Essential FOOD GROUP

In her search for soul mates, Renee Whyte knew what she was looking for. The right ones would have passion, creativity - and a really good set of knives.

She was, after all, forming a food group.

Like book groups, informal food groups have been around for decades. They may be coeds cooking together or couples dining monthly in a gourmet supper club. Some groups are restaurant-centric, others are home-bound. Some appeal to professionals, and others to stay-at-home parents who need a night off.

Renee imagined an intimate gathering of epicureans, sharing stories and a champagne sabayon. So she put her wish out there (on the Internet) and discovered six strangers so culturally and racially diverse, they would be a casting agent's dream.

They are black and white; Korean, Indian and Hungarian. Married and not, from the city and the suburbs, they are 30- and-40-year-old women who share a remarkable indifference to carbs and calories and a conspicuous preoccupation with taste.

The group, which recently settled on the name Forking Delicious , is starting its second year. It's a boisterous, in-your-face clan of accomplished cooks whose training ranges from extensive to none at all. And the members are far more interested in the pleasures food brings than in any attempts at perfection.

"In this group there's none of the judgmental attitudes or the competitive one-upsmanship" that can happen, says Lesu Ali, a group member who was born in Detroit to Bangladeshi parents and grew up in a Greek neighborhood.

And Renee, who started the whole thing, couldn't be more delighted: "Everybody," she says, "brings something different to the table."

*

Renee grew up in Roslyn, the oldest daughter of divorced parents. Her mother was an artist with a day job cleaning other people's houses.

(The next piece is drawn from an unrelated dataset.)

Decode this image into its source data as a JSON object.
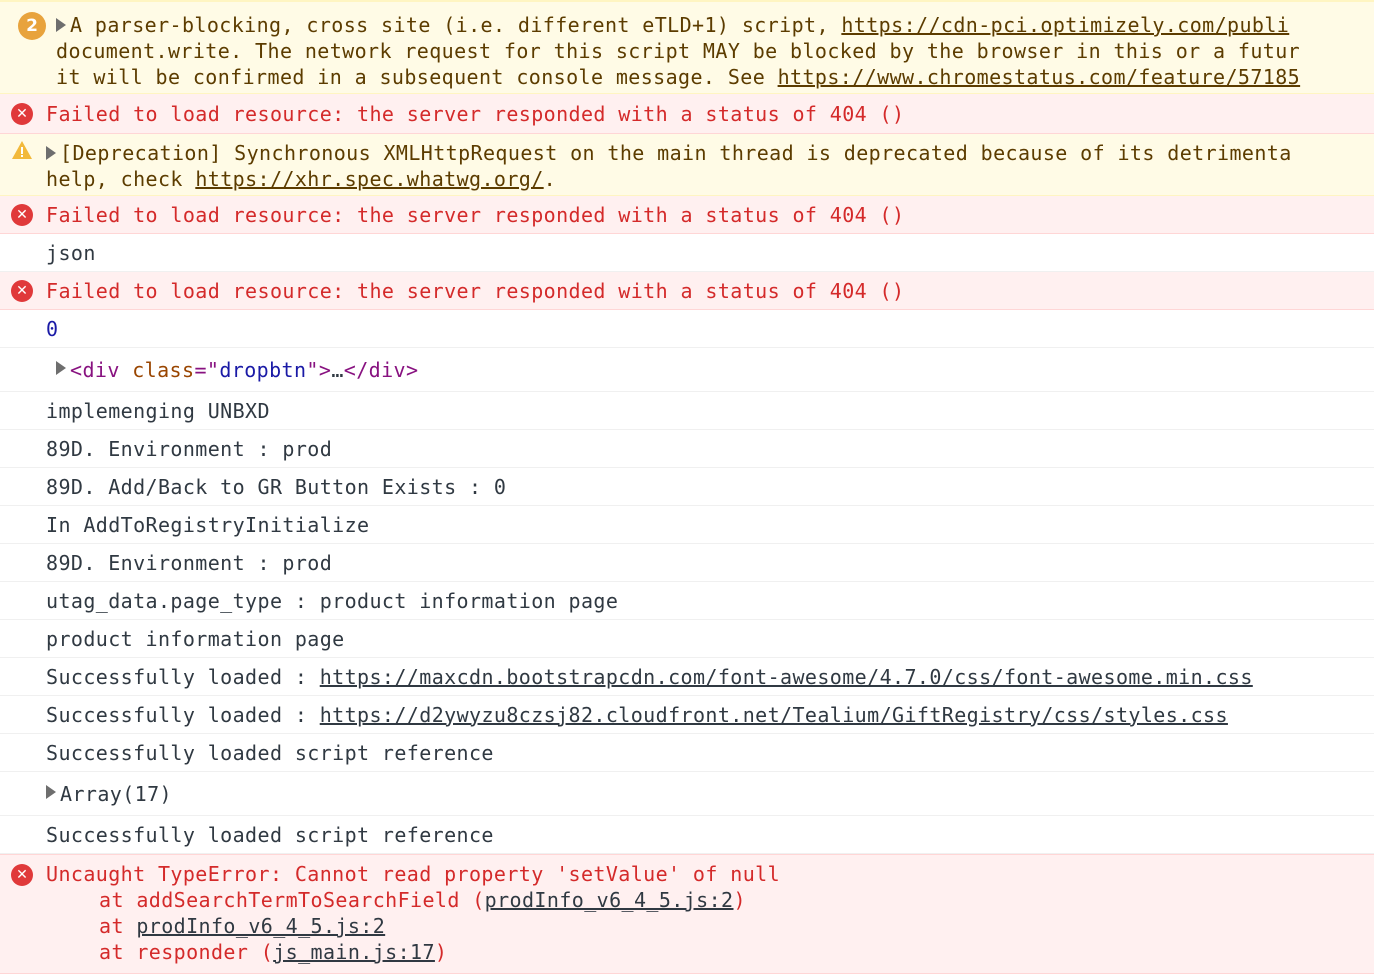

At 11 years old, Renee was responsible for the grocery shopping as well as the cooking. Her Aunt Pat would drive to the market, but Renee controlled the list as well as the budget, always finding a way for Pop-Tarts.

Being the cook gave Renee a bit of power over her two younger sisters, and challenged her to learn about menus and spices and making something from almost nothing. At Roslyn Elementary, she says, she read recipe books in the library while friends were immersed in Charlie Brown's adventures.

Often - too often, she recalls - dinner was breaded chicken legs and a Hungarian dish with cabbage in vinegar and butter.

"I'll never eat chicken legs again," she says, sounding a bit like Scarlett O'Hara vowing never to go hungry.

Now she's drawn to experimenting with more exotic, and expensive, ingredients.

"I inherited my mother's creativity but I express it differently," she says. "Through food. "

Renee went to nursing school to fulfill her need to nurture, and she still enjoys the work. But the foodie in her felt abandoned, without resources or support.

"Nobody in my immediate circle shared my passion for cooking," she says.

She tried to join a food group in 2004. "But something about it just didn't feel right. "

A year later, Renee decided to start her own group, posting a notice on Meetup.com for dinner and drinks at Stephen Starr's comfort-food eatery, Jones. "I'll be Renee in the red beret," her note read.